La logique formelle est une merveille. Elle tient pour vraie une affirmation comme : Si le Groenland est en sucre candi, alors Charlemagne est le plus grand écrivain du Moyen Âge. En effet, la prémisse est fausse (le Groenland n'est pas en sucre candi). Or, si l'on suppose réalisée une prémisse fausse, on est en droit de déduire tout ce que l'on veut. Aucune de ces déductions ne pourra être contredite, puisque, pour la contredire, il faudrait une situation dans laquelle la prémisse soit réalisée et la conclusion de la déduction fausse.
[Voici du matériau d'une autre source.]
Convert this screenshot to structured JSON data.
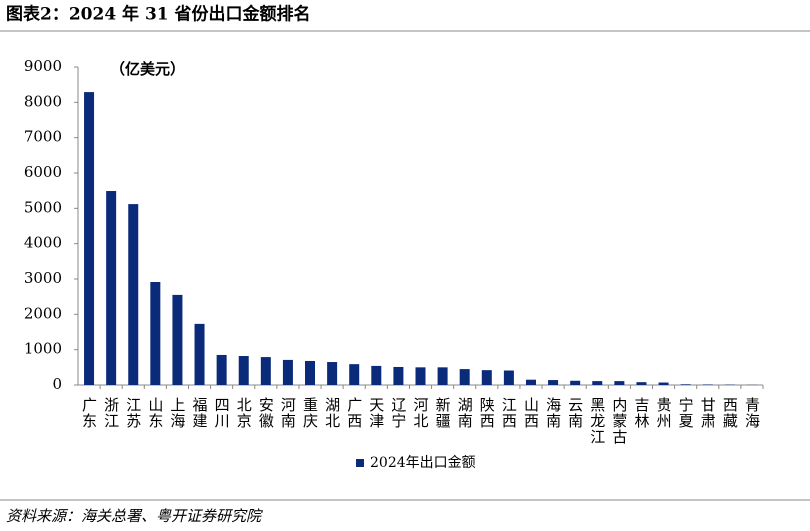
{
  "chart_data": {
    "type": "bar",
    "title": "图表2：2024 年 31 省份出口金额排名",
    "annotation": "（亿美元）",
    "source": "资料来源：海关总署、粤开证券研究院",
    "categories": [
      "广东",
      "浙江",
      "江苏",
      "山东",
      "上海",
      "福建",
      "四川",
      "北京",
      "安徽",
      "河南",
      "重庆",
      "湖北",
      "广西",
      "天津",
      "辽宁",
      "河北",
      "新疆",
      "湖南",
      "陕西",
      "江西",
      "山西",
      "海南",
      "云南",
      "黑龙江",
      "内蒙古",
      "吉林",
      "贵州",
      "宁夏",
      "甘肃",
      "西藏",
      "青海"
    ],
    "series": [
      {
        "name": "2024年出口金额",
        "color": "#0a2a7a",
        "values": [
          8290,
          5490,
          5120,
          2915,
          2550,
          1730,
          850,
          820,
          790,
          710,
          680,
          650,
          590,
          540,
          510,
          500,
          500,
          450,
          420,
          410,
          150,
          140,
          120,
          110,
          110,
          80,
          70,
          20,
          15,
          10,
          5
        ]
      }
    ],
    "ylim": [
      0,
      9000
    ],
    "yticks": [
      0,
      1000,
      2000,
      3000,
      4000,
      5000,
      6000,
      7000,
      8000,
      9000
    ],
    "legend": "bottom-left",
    "grid": false
  }
}
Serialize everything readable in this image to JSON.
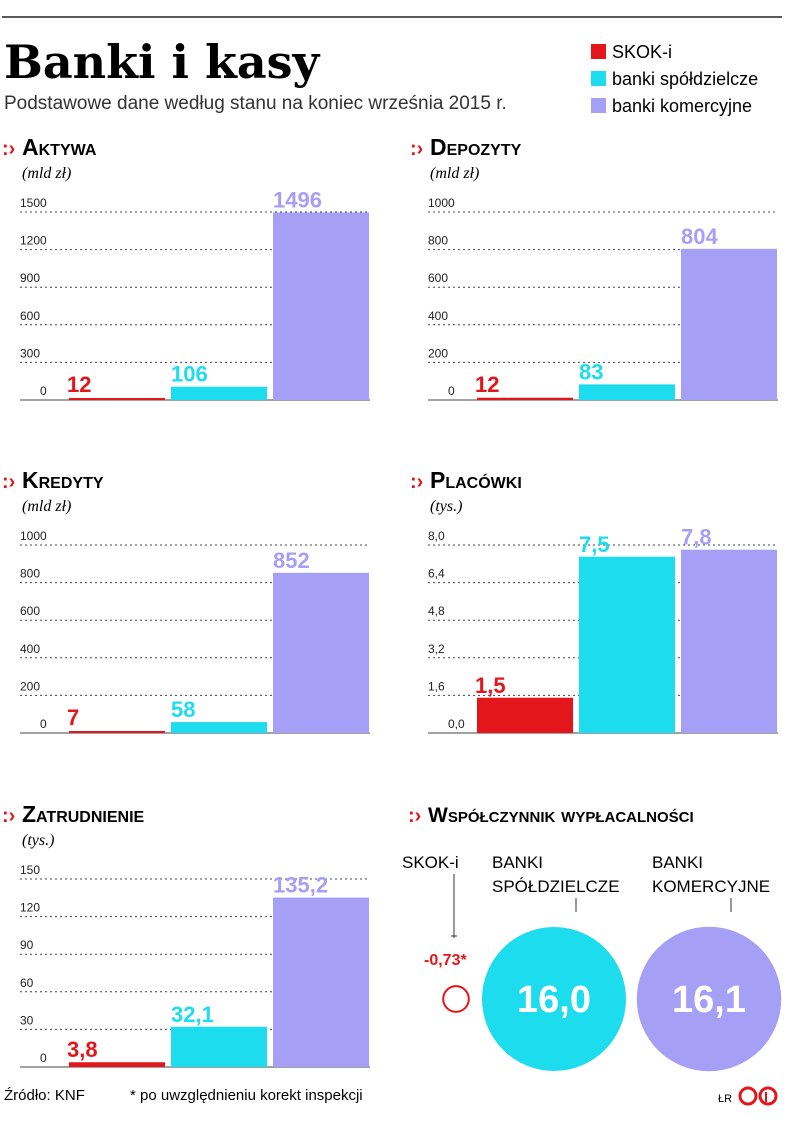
{
  "title": "Banki i kasy",
  "subtitle": "Podstawowe dane według stanu na koniec września 2015 r.",
  "legend": [
    {
      "label": "SKOK-i",
      "color": "#e3171b"
    },
    {
      "label": "banki spółdzielcze",
      "color": "#1ddcee"
    },
    {
      "label": "banki komercyjne",
      "color": "#a59ff5"
    }
  ],
  "chart_data": [
    {
      "type": "bar",
      "title": "Aktywa",
      "unit": "(mld zł)",
      "categories": [
        "SKOK-i",
        "banki spółdzielcze",
        "banki komercyjne"
      ],
      "values": [
        12,
        106,
        1496
      ],
      "value_labels": [
        "12",
        "106",
        "1496"
      ],
      "ylim": [
        0,
        1500
      ],
      "yticks": [
        "0",
        "300",
        "600",
        "900",
        "1200",
        "1500"
      ]
    },
    {
      "type": "bar",
      "title": "Depozyty",
      "unit": "(mld zł)",
      "categories": [
        "SKOK-i",
        "banki spółdzielcze",
        "banki komercyjne"
      ],
      "values": [
        12,
        83,
        804
      ],
      "value_labels": [
        "12",
        "83",
        "804"
      ],
      "ylim": [
        0,
        1000
      ],
      "yticks": [
        "0",
        "200",
        "400",
        "600",
        "800",
        "1000"
      ]
    },
    {
      "type": "bar",
      "title": "Kredyty",
      "unit": "(mld zł)",
      "categories": [
        "SKOK-i",
        "banki spółdzielcze",
        "banki komercyjne"
      ],
      "values": [
        7,
        58,
        852
      ],
      "value_labels": [
        "7",
        "58",
        "852"
      ],
      "ylim": [
        0,
        1000
      ],
      "yticks": [
        "0",
        "200",
        "400",
        "600",
        "800",
        "1000"
      ]
    },
    {
      "type": "bar",
      "title": "Placówki",
      "unit": "(tys.)",
      "categories": [
        "SKOK-i",
        "banki spółdzielcze",
        "banki komercyjne"
      ],
      "values": [
        1.5,
        7.5,
        7.8
      ],
      "value_labels": [
        "1,5",
        "7,5",
        "7,8"
      ],
      "ylim": [
        0,
        8
      ],
      "yticks": [
        "0,0",
        "1,6",
        "3,2",
        "4,8",
        "6,4",
        "8,0"
      ]
    },
    {
      "type": "bar",
      "title": "Zatrudnienie",
      "unit": "(tys.)",
      "categories": [
        "SKOK-i",
        "banki spółdzielcze",
        "banki komercyjne"
      ],
      "values": [
        3.8,
        32.1,
        135.2
      ],
      "value_labels": [
        "3,8",
        "32,1",
        "135,2"
      ],
      "ylim": [
        0,
        150
      ],
      "yticks": [
        "0",
        "30",
        "60",
        "90",
        "120",
        "150"
      ]
    },
    {
      "type": "bubble",
      "title": "Współczynnik wypłacalności",
      "categories": [
        "SKOK-i",
        "BANKI SPÓŁDZIELCZE",
        "BANKI KOMERCYJNE"
      ],
      "values": [
        -0.73,
        16.0,
        16.1
      ],
      "value_labels": [
        "-0,73*",
        "16,0",
        "16,1"
      ]
    }
  ],
  "footer": {
    "source": "Źródło: KNF",
    "note": "* po uwzględnieniu korekt inspekcji",
    "initials": "ŁR"
  }
}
Comme la prémisse n'est pas vraie, on ne peut jamais avoir une telle situation.

Application pratique. Une élection est prévue au jour J. La veille au soir, paraît un sondage effectué au jour J-1, selon lequel, si l'élection avait lieu au jour J-1, Martin serait élu avec 80 pour cent des voix. L'élection se tient au jour J, et c'est Dupont qui est élu avec 80 pour cent des voix. Le sondage s'est-il trompé ?

Du point de vue de la logique formelle, non. La seule façon de mettre le sondage en contradiction avec les faits serait de constater la victoire du Dupont en tenant l'élection au jour J-1. Mais réaliser cela est impossible, puisque l'élection ne se tient pas au jour J-1 ! Le sondage dit donc vrai.

Cela a une intéressante conséquence quant à l'élection présidentielle qui occupe les esprits. Je puis affirmer que, si elle avait lieu aujourd'hui, je serai élu triomphalement. L'avenir n'a aucun moyen de me démentir.

Il est d'usage que le vainqueur d'une élection remercie ses électeurs. Qu'il me soit permis, quant à moi, de remercier la logique formelle.

Didier Nordon, Pour la science, Mars 2007.